Purification of the subunit C1q from the first component of equine complement

Initial separation and concentration of Clq from fresh, normal equine serum was accomplished by precipitation in 0.02 M acetate buffer, pH 5.5, at 4° for 24 hr. The re-dissolved precipitate was clarified by centrifugation at 80,000 g for 1 hr and then dialysed against Tris-HCl buffer (0.05 M, pH 8.0) containing 10^-3 M EDTA. The clarified dialysate remained biologically active at 5° for at least 4 wk. Biological activity of equine Clq was determined by assay of its ability to agglutinate sensitized sheep erythrocytes (EA). Following ammonium sulphate fractionation, Sepharose 4B gel filtration yielded three major peaks.
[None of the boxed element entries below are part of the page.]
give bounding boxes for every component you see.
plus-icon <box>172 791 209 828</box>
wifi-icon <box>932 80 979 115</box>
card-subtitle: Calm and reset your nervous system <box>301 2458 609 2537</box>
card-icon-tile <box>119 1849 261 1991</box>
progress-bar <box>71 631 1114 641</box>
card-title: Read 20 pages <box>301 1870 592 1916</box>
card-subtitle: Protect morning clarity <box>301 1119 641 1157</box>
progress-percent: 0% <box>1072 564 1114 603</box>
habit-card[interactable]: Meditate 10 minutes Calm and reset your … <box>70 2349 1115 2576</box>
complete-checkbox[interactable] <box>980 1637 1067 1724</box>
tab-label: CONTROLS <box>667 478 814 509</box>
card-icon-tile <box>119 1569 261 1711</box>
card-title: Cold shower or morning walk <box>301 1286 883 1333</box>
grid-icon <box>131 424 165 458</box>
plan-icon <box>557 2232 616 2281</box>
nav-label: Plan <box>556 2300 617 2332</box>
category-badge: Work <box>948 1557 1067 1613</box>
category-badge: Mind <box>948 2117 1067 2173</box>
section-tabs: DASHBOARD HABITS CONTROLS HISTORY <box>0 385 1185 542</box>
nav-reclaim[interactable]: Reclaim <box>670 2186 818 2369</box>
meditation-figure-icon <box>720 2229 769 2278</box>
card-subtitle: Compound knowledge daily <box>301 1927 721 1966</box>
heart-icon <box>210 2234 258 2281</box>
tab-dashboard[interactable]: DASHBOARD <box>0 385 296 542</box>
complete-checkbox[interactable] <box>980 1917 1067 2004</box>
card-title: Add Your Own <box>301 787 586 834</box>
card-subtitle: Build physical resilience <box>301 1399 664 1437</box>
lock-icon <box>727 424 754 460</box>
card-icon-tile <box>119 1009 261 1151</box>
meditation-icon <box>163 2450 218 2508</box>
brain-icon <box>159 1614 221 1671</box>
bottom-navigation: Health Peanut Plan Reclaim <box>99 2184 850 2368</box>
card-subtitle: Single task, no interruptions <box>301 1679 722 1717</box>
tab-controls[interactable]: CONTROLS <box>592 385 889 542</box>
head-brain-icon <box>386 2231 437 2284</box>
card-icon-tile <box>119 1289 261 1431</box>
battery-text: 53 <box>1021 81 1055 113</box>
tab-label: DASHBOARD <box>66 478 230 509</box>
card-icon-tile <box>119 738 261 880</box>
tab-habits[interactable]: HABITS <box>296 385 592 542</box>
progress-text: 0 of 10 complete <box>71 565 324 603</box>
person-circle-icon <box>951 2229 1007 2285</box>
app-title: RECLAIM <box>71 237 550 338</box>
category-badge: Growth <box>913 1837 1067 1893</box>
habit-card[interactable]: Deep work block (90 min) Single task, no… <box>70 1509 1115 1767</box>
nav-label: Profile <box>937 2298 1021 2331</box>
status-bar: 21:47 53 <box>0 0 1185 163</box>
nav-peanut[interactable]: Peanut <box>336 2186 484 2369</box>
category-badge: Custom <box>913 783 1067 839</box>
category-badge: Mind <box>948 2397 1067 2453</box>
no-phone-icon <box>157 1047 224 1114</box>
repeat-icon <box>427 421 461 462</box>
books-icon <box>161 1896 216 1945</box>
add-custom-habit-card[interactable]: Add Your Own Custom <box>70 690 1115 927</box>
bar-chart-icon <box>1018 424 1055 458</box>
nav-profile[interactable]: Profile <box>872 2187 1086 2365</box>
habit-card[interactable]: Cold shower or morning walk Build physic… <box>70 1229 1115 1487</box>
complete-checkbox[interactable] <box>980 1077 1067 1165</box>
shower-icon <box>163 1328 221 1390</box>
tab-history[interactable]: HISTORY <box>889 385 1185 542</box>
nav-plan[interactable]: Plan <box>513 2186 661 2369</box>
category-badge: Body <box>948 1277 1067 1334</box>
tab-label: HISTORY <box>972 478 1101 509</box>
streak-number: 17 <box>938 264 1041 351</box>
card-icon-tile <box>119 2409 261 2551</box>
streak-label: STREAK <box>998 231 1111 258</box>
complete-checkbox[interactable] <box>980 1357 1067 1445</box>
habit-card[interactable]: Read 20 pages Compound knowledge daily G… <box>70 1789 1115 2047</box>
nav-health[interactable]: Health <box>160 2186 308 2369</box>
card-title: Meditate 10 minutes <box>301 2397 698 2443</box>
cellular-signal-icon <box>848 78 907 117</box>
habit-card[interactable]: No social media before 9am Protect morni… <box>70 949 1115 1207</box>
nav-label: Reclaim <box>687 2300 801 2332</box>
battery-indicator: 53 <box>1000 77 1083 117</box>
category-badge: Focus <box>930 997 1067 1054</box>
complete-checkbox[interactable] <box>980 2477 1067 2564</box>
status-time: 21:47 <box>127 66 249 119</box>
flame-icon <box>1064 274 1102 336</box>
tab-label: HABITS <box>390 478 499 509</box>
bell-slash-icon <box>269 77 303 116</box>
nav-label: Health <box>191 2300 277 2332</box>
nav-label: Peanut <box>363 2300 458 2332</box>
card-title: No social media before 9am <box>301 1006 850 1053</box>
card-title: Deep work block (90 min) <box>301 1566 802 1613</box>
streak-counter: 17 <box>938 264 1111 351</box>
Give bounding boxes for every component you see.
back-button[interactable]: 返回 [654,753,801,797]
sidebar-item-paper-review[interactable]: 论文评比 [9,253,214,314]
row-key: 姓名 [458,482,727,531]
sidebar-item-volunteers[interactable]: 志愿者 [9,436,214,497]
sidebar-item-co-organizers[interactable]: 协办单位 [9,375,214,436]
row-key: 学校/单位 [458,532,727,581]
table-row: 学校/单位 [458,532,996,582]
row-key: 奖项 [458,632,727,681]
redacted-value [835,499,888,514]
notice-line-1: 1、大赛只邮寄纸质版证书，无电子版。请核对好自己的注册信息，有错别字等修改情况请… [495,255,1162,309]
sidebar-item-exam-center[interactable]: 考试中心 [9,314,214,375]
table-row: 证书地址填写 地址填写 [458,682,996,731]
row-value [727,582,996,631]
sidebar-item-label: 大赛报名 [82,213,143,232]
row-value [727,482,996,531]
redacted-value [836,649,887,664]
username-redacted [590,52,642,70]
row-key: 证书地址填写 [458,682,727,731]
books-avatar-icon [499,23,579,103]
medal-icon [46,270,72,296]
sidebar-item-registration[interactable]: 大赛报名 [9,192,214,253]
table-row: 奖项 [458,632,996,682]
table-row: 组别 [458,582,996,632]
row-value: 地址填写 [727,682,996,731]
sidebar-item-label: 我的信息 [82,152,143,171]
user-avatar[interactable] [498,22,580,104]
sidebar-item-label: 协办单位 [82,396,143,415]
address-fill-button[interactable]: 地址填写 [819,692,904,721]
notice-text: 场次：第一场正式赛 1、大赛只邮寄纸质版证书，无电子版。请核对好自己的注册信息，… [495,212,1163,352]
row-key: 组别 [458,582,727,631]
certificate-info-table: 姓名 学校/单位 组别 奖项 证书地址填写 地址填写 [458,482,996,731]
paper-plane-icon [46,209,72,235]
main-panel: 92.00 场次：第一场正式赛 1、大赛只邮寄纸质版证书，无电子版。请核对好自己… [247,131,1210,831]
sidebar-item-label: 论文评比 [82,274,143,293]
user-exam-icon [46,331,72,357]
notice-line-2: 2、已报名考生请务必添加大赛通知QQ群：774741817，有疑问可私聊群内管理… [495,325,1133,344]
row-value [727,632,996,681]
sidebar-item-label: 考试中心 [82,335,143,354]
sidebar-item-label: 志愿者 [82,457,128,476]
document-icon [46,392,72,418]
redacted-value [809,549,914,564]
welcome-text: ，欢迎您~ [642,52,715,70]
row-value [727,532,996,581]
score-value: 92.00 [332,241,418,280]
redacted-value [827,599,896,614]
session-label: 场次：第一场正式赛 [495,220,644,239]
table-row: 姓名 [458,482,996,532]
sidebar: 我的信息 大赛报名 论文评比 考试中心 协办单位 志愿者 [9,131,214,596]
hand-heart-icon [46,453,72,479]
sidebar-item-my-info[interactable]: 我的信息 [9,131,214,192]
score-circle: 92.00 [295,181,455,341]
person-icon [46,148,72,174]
Two protein bands were demonstrated on analysis of the second Sepharose peak by disc acrylamide electrophoresis, pH 8.3. Elution of the protein bands showed EA-agglutinating activity only in the band which migrated furthest toward the cathode. Equine Clq isolated by this method yielded an approximate forty-fold purification in specific activity. Some properties of equine Clq were characterized. Equine Clq was heat-labile, as shown by loss of its EA-agglutinating activity after heating at 58° for 15 min. Moreover, storage at 4° and freeze-thaw cycles greatly reduced EA agglutination. Preliminary determination of the sedimentation coefficient indicated that it was comparable to that reported for human and rabbit Clq.